Break-even on July 27th expiration:

If the stock is 342.50 or higher the short July 27th put will expire worthless, reducing the cost of the long Aug 342.50 put. If the stock is lower than current levels, the decline in value of the Aug put should be offset by an increase in deltas resulting from the price movement lower and the premium received for the short July put.

If the stock is higher than the short July put will expire worthless, the long Aug put will lose value, but depending on how much higher the July put premium could offset lost value in Aug.

Max premium at risk is $3, or less than 1% can only be a total loss if the stock is significantly higher than current levels or well below the strikes.

The stock is down 3.3% this morning after reporting a better than expected quarter but offering guidance that did not beat Wall Street estimates.

With the stock trading at $346, slightly below the implied movement (days not done yet) it makes sense to look at ways of managing this trade idea. First, it’s important to address our normal long premium event trade disclaimer. As we often say you need to get a lot of things right to merely break-even into an event like earnings, first and foremost direction, the magnitude of them move and timing. In this instance, we are doing fine on all three, but we have some decisions to make:

First, do you think the stock stays here, rallies or falls further between now and Friday’s close when the short 342.50 put strike will expire. So it is a bit of a market call.

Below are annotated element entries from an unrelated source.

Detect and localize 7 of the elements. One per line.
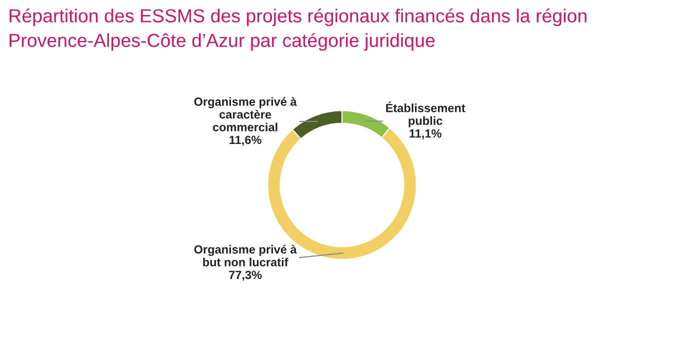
slice-label: Organisme privé à caractère commercial <box>194 97 297 132</box>
data-label: 11,6% <box>230 136 262 146</box>
chart-title: Répartition des ESSMS des projets régionaux financés dans la région Provence-Alpes-Côte d’Azur par catégorie juridique <box>10 8 586 51</box>
slice-label: Organisme privé à but non lucratif <box>194 244 297 266</box>
slice-label: Établissement public <box>386 102 466 128</box>
data-label: 11,1% <box>410 129 442 140</box>
data-label: 77,3% <box>229 270 262 281</box>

Second, this trade did best if the stock were to slightly underperform the implied move of about $14, which it has down about $12.50.

Third, timing, we have two and half trading days until Friday’s close, so it makes sense to consider the risk-reward of leaving the position intact; ie not covering the short put, or taking the profit all-together.

With the stock at $346 the Short July 27th weekly 342.50 put is worth about $1.80 for a 10 cent profit and the long Aug 342.50 put is worth $6.90 for a $2 profit, so about a $2.10 profit in total.

At this point I think it makes sense to play for lower lows, and what makes sense is to cover the short July 27th weekly 342.50 put and turn the position into a vertical put spread.

Action: Buy to close 1 BA($346) July 27th weekly 342.50 put for 1.80
Action: Sell to open 1 BA ($346) Aug 330 put at $3

The roll results in a $1.20 credit, reducing the original cost of the put calendar to $1.80 leaving the new position:

Adjusted Position: BA ($346) Long Aug 342.50 / 330 put spread for $1.80

New Break-even on Aug expiration:

Profits of up to 10.70 between 340.70 and 330 with max gain below

Losses of up to 1.80 between 340.70 and 342.50 with max loss above.